Vert.x 3 released - jitpack
http://vertx.io/

======
jermo
From
[https://groups.google.com/forum/#!msg/vertx/xgGgQcDeX04/0q8C...](https://groups.google.com/forum/#!msg/vertx/xgGgQcDeX04/0q8C1pylFaAJ)

Here are some of the highlights of Vert.x 3:

    
    
      * A new and improved core API providing HTTP, SSL, TCP, UDP, DNS, WebSockets, File System, Event Bus, distributed maps, clustered locks, clustered counters and many more features  
      * Introducing Vert.x-Web http://vertx.io/docs/#web - a new toolkit for creating any type of web application from traditional server rendered apps, to modern client rendered apps, real-time apps, REST apps and HTTP micro services.  
      * Pluggable authentication/authorisation with out of the box implementations using JDBC, MongoDB, JWT and Shiro  
      * Pluggable metrics with an out of the box implementation using DropWizard metrics  
      * Database connectivity for MongoDB, Redis and JDBC  
      * Integration with SMTP mail and a JCA adaptor for interop with JavaEE app servers (e.g.
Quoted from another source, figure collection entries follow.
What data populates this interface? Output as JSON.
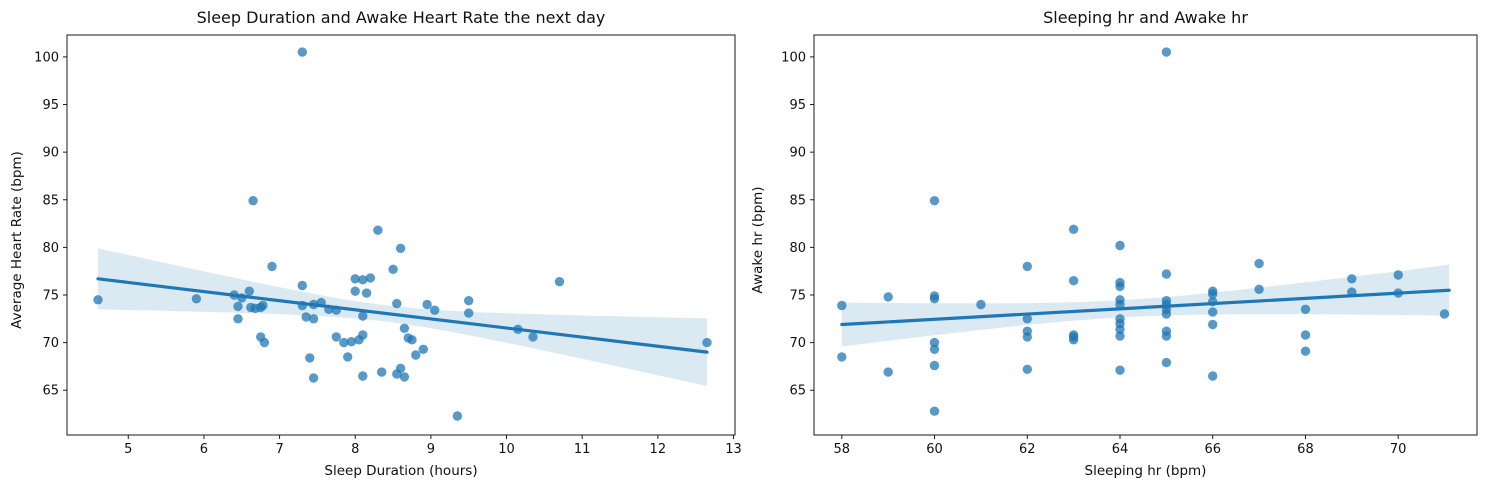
{
  "figure": {
    "background": "#ffffff",
    "accent_color": "#1f77b4"
  },
  "chart_data": [
    {
      "type": "scatter",
      "title": "Sleep Duration and Awake Heart Rate the next day",
      "xlabel": "Sleep Duration (hours)",
      "ylabel": "Average Heart Rate (bpm)",
      "xlim": [
        4.19,
        13.02
      ],
      "ylim": [
        60.3,
        102.3
      ],
      "xticks": [
        5,
        6,
        7,
        8,
        9,
        10,
        11,
        12,
        13
      ],
      "yticks": [
        65,
        70,
        75,
        80,
        85,
        90,
        95,
        100
      ],
      "grid": false,
      "legend": null,
      "marker_color": "#1f77b4",
      "line_color": "#1f77b4",
      "band_color": "#1f77b4",
      "points": [
        [
          4.6,
          74.5
        ],
        [
          5.9,
          74.6
        ],
        [
          6.4,
          75.0
        ],
        [
          6.45,
          73.8
        ],
        [
          6.45,
          72.5
        ],
        [
          6.5,
          74.7
        ],
        [
          6.6,
          75.4
        ],
        [
          6.62,
          73.7
        ],
        [
          6.65,
          84.9
        ],
        [
          6.68,
          73.6
        ],
        [
          6.75,
          73.7
        ],
        [
          6.78,
          73.9
        ],
        [
          6.75,
          70.6
        ],
        [
          6.8,
          70.0
        ],
        [
          6.9,
          78.0
        ],
        [
          7.3,
          100.5
        ],
        [
          7.3,
          76.0
        ],
        [
          7.3,
          73.9
        ],
        [
          7.35,
          72.7
        ],
        [
          7.4,
          68.4
        ],
        [
          7.45,
          66.3
        ],
        [
          7.45,
          74.0
        ],
        [
          7.45,
          72.5
        ],
        [
          7.55,
          74.2
        ],
        [
          7.65,
          73.5
        ],
        [
          7.75,
          73.4
        ],
        [
          7.75,
          70.6
        ],
        [
          7.85,
          70.0
        ],
        [
          7.9,
          68.5
        ],
        [
          7.95,
          70.1
        ],
        [
          8.0,
          76.7
        ],
        [
          8.0,
          75.4
        ],
        [
          8.05,
          70.3
        ],
        [
          8.1,
          76.6
        ],
        [
          8.1,
          72.8
        ],
        [
          8.1,
          70.8
        ],
        [
          8.1,
          66.5
        ],
        [
          8.15,
          75.2
        ],
        [
          8.2,
          76.8
        ],
        [
          8.3,
          81.8
        ],
        [
          8.35,
          66.9
        ],
        [
          8.5,
          77.7
        ],
        [
          8.55,
          74.1
        ],
        [
          8.55,
          66.7
        ],
        [
          8.6,
          79.9
        ],
        [
          8.6,
          67.3
        ],
        [
          8.65,
          71.5
        ],
        [
          8.65,
          66.4
        ],
        [
          8.7,
          70.5
        ],
        [
          8.75,
          70.3
        ],
        [
          8.8,
          68.7
        ],
        [
          8.9,
          69.3
        ],
        [
          8.95,
          74.0
        ],
        [
          9.05,
          73.4
        ],
        [
          9.35,
          62.3
        ],
        [
          9.5,
          74.4
        ],
        [
          9.5,
          73.1
        ],
        [
          10.15,
          71.4
        ],
        [
          10.35,
          70.6
        ],
        [
          10.7,
          76.4
        ],
        [
          12.65,
          70.0
        ]
      ],
      "trend_line": {
        "x": [
          4.6,
          12.65
        ],
        "y": [
          76.7,
          69.0
        ]
      },
      "ci_band": {
        "center_x": 8.4,
        "a": 0.72,
        "b": 0.66
      }
    },
    {
      "type": "scatter",
      "title": "Sleeping hr and Awake hr",
      "xlabel": "Sleeping hr (bpm)",
      "ylabel": "Awake hr (bpm)",
      "xlim": [
        57.4,
        71.7
      ],
      "ylim": [
        60.3,
        102.3
      ],
      "xticks": [
        58,
        60,
        62,
        64,
        66,
        68,
        70
      ],
      "yticks": [
        65,
        70,
        75,
        80,
        85,
        90,
        95,
        100
      ],
      "grid": false,
      "legend": null,
      "marker_color": "#1f77b4",
      "line_color": "#1f77b4",
      "band_color": "#1f77b4",
      "points": [
        [
          58,
          73.9
        ],
        [
          58,
          68.5
        ],
        [
          59,
          74.8
        ],
        [
          59,
          66.9
        ],
        [
          60,
          84.9
        ],
        [
          60,
          74.9
        ],
        [
          60,
          74.6
        ],
        [
          60,
          70.0
        ],
        [
          60,
          69.3
        ],
        [
          60,
          67.6
        ],
        [
          60,
          62.8
        ],
        [
          61,
          74.0
        ],
        [
          62,
          78.0
        ],
        [
          62,
          72.5
        ],
        [
          62,
          71.2
        ],
        [
          62,
          70.6
        ],
        [
          62,
          67.2
        ],
        [
          63,
          81.9
        ],
        [
          63,
          76.5
        ],
        [
          63,
          70.8
        ],
        [
          63,
          70.6
        ],
        [
          63,
          70.3
        ],
        [
          64,
          80.2
        ],
        [
          64,
          76.3
        ],
        [
          64,
          75.9
        ],
        [
          64,
          74.5
        ],
        [
          64,
          74.0
        ],
        [
          64,
          72.5
        ],
        [
          64,
          72.0
        ],
        [
          64,
          71.4
        ],
        [
          64,
          70.7
        ],
        [
          64,
          67.1
        ],
        [
          65,
          100.5
        ],
        [
          65,
          77.2
        ],
        [
          65,
          74.4
        ],
        [
          65,
          74.0
        ],
        [
          65,
          73.5
        ],
        [
          65,
          73.0
        ],
        [
          65,
          71.2
        ],
        [
          65,
          70.7
        ],
        [
          65,
          67.9
        ],
        [
          66,
          75.4
        ],
        [
          66,
          75.1
        ],
        [
          66,
          74.3
        ],
        [
          66,
          73.2
        ],
        [
          66,
          71.9
        ],
        [
          66,
          66.5
        ],
        [
          67,
          78.3
        ],
        [
          67,
          75.6
        ],
        [
          68,
          73.5
        ],
        [
          68,
          70.8
        ],
        [
          68,
          69.1
        ],
        [
          69,
          76.7
        ],
        [
          69,
          75.3
        ],
        [
          70,
          77.1
        ],
        [
          70,
          75.2
        ],
        [
          71,
          73.0
        ]
      ],
      "trend_line": {
        "x": [
          58,
          71.1
        ],
        "y": [
          71.9,
          75.5
        ]
      },
      "ci_band": {
        "center_x": 64.0,
        "a": 0.81,
        "b": 0.125
      }
    }
  ]
}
WildFly)  
      * RxJava style APIs if you don't like callbacks  
      * Reactive Streams implementation http://www.reactive-streams.org/ for interop with other reactive systems (e.g. Akka)  
      * Introducing Vertx-Unit - a test toolkit for writing async tests  
      * Codegen of Java APIs into idiomatic APIs in other languages - including JavaScript, Ruby and Groovy  
      * Completely embeddable  
      * Simpler classloading model  
      * Docker images and support for Red Hat OpenShift  
      * Faster than ever

------
dudewheresmycar
Errrr. Does python support still exist?

------
ecolak
Examples look great with Java 8. Very excited to try version 3.

------
paxcoder
Java please, no more.